ディズニー・スタジオ全社員から選ばれたアイデアを映像化…敏腕アニメーターを直撃【米アニメーション・スタジオ潜入レポ(4)】
2014.12.13 10:00
「アナと雪の女王」に続くディズニー最新作「ベイマックス」が、12月20日に日本にて公開される。モデルプレスでは今回、同作の制作が行われた米カリフォルニアの「ディズニー・アニメーション・スタジオ」で取材を行い、監督やクリエイターへのインタビューを通して、次々と名作が生まれるその秘密に迫った。
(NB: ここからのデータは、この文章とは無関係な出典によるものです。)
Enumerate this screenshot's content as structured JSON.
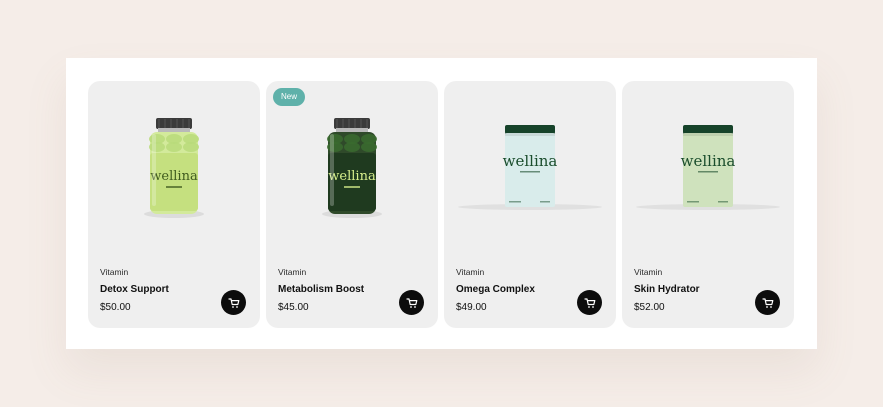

「アナと雪の女王」のディズニー・スタジオが次に描き出すのは“限りない優しさ”
今年、空前の大ヒットとなった「アナと雪の女王」。全世界を熱狂させたあの名作を生み出したウォルト・ディズニー・スタジオが次に手がけるのが「ベイマックス」だ。同作は早くに両親を亡くし、唯一にして最愛の存在であった兄タダシを謎の事故で亡くしてしまったひとりぼっちの少年ヒロと、心とカラダを守るために作られたケア・ロボットの“ベイマックス”が繰り広げる感動アドベンチャー。エルサとアナの姉妹愛で世界中を感動に包み込んだウォルト・ディズニー・スタジオが、この冬「ベイマックス」で限りない優しさを届ける。「ディズニー・アニメーション・スタジオ」潜入レポート第4弾となる今回は、「ベイマックス」と同時上映される短編映画「愛犬とごちそう」の監督、パトリック・オズボーン氏のインタビューをお届け。
アカデミー賞受賞の敏腕アニメーターが短編に挑む
「愛犬とごちそう」は、1人の男性が飼う愛犬・ウィンストンの視点から描く愛をテーマとした感動作。ご主人様と一緒に食べるジャンク・フードが大好きだったウィンストンだが、ある出来事をきっかけに楽しかった食事の時間は一変してしまい、生活が変わっていく――というストーリー。メガホンをとったパトリック氏は、今作が初監督。「ボルト」「塔の上のラプンツェル」「シュガー・ラッシュ」などの長編や、2013年に第85回アカデミー賞で最優秀短編アニメ映画賞を受賞した「紙ひこうき」のアニメーション・チーフを務め、さらに「愛犬とごちそう」に監督として関わる前には「ベイマックス」で共同アニメーション・チーフを担当していた。
1/234 全社員から選ばれたアイデアを映像化
今作の制作は、ディズニー・スタジオで働く全社員に向けて呼びかけられた「短編アニメーションのアイデアを求む!」という募集がきっかけ。78ものアイディアが集まり最終的にディズニー製作総指揮のジョン・ラセター氏にプレゼンテーションすることができるのは選ばれた4人だけ――そうやって、パトリック氏が提案した「愛犬とごちそう」の制作が決定し、今回の監督権を勝ち取った。「ここは、やる気があって才能があればいろんな事ができるところなんだ」とパトリック氏が語るように、ディズニーでは立場や経験に関係なく、常にチャンスが与えられる環境作りが行われている。実際に、彼もそう感じているようで「周りに素晴らしい人がいるから、高いレベルのものができるんだ。クリエイティブな人が集まり、その人たちがほかの人を助けようとする仕組みができあがっている。競争率は高いけど、みんながお互いの成功を喜び合ってる」。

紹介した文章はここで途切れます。